Pensamento do
dia 15 de novembro de 2016.
Existe algo de
sagrado em tudo que você percebe quando se concentra no presente.
Eckhart Tolle.
Pois
bem, podemos dizer que esta percepção, quando ocorre, lhe indica que você está
no Caminho.
Temos
visto o mundo sob uma forma caótica, nos planos materiais, pois é assim que realmente
se encontra, nos planos materiais.
Mas
por trás desta situação caótica, existe o lado divino, real e verdadeiro
atuando segundo uma conjuntura maior, universal.
Esta
situação caótica nos planos materiais, indica seu processo nas transformações
em ato.
Creio
que a maioria tem esta sensação. Alguns com mais nitidez, outros menos, mas no
geral todos sentem que algo está ocorrendo.
Face
nossa acentuada infantilidade, ainda culpamos este ou aquele cidadão, esta ou
aquela situação, esta ou aquela posição, sem percebermos que é o nosso estado
de ignorância acentuado que bloqueia nossas ações, pois estas deveriam estar
alinhadas com estes movimentos da transformação (Leis em ação).
Poucos
acreditam nestas Leis, ou sabem da sua existência, pois muitos entendem que os
dogmas religiosos aplicam-se somente aos fiéis desta ou daquela religião.

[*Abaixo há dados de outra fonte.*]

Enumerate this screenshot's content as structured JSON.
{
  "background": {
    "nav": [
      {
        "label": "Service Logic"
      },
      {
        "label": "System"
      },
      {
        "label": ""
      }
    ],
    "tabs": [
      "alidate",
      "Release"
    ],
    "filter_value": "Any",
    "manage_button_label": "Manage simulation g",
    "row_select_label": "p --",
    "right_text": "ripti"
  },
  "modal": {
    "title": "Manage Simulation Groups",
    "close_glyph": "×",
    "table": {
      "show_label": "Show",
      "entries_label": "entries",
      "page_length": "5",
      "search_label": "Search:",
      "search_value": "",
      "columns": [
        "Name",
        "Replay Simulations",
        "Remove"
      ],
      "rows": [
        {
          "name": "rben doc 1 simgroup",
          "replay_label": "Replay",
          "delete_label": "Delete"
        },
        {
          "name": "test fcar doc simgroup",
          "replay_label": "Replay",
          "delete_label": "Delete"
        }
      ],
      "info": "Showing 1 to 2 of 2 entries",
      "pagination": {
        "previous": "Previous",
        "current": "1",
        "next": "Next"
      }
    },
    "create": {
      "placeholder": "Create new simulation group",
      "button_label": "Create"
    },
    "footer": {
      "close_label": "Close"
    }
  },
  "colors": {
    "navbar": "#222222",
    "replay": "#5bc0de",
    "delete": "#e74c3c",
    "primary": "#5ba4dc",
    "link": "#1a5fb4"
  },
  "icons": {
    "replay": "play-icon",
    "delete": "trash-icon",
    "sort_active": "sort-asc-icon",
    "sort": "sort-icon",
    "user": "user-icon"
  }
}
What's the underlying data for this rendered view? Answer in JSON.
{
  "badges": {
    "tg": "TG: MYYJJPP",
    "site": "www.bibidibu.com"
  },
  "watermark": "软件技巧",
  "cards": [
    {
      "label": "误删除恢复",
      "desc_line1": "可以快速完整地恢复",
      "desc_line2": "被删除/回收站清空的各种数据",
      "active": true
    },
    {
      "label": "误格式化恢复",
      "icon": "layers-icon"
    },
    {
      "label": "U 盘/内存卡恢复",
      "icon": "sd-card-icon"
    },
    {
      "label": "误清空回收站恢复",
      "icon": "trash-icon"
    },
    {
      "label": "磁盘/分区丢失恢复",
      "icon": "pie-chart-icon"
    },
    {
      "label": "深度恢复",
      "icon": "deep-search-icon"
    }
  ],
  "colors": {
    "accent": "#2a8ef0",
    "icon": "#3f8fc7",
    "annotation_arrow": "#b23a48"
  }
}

Portanto, como ateu ou não religioso, nada disto se aplica a mim ou às minhas
ações.
Outros
usam as religiões como uma forma “politicamente correta” de se manifestarem e
manterem uma aparência que agrada a outros.
É
assim que temos vivido ao longo das eras, onde nomeamos deuses em função de
certas aparências, de certos dons ou aparatos físicos, digamos sobrenaturais.
Quem sabe um bom mágico tornou-se um deus em um certo momento da humanidade. Com
certeza inúmeros extraterrestres foram deuses em outros momentos da humanidade,
com suas incríveis carruagens de fogo.
Foi
uma época em que a Terra estava aberta a todo tipo de exploração e curiosidades
de habitantes de vários mundos em uma fase evolutiva muito semelhante à nossa.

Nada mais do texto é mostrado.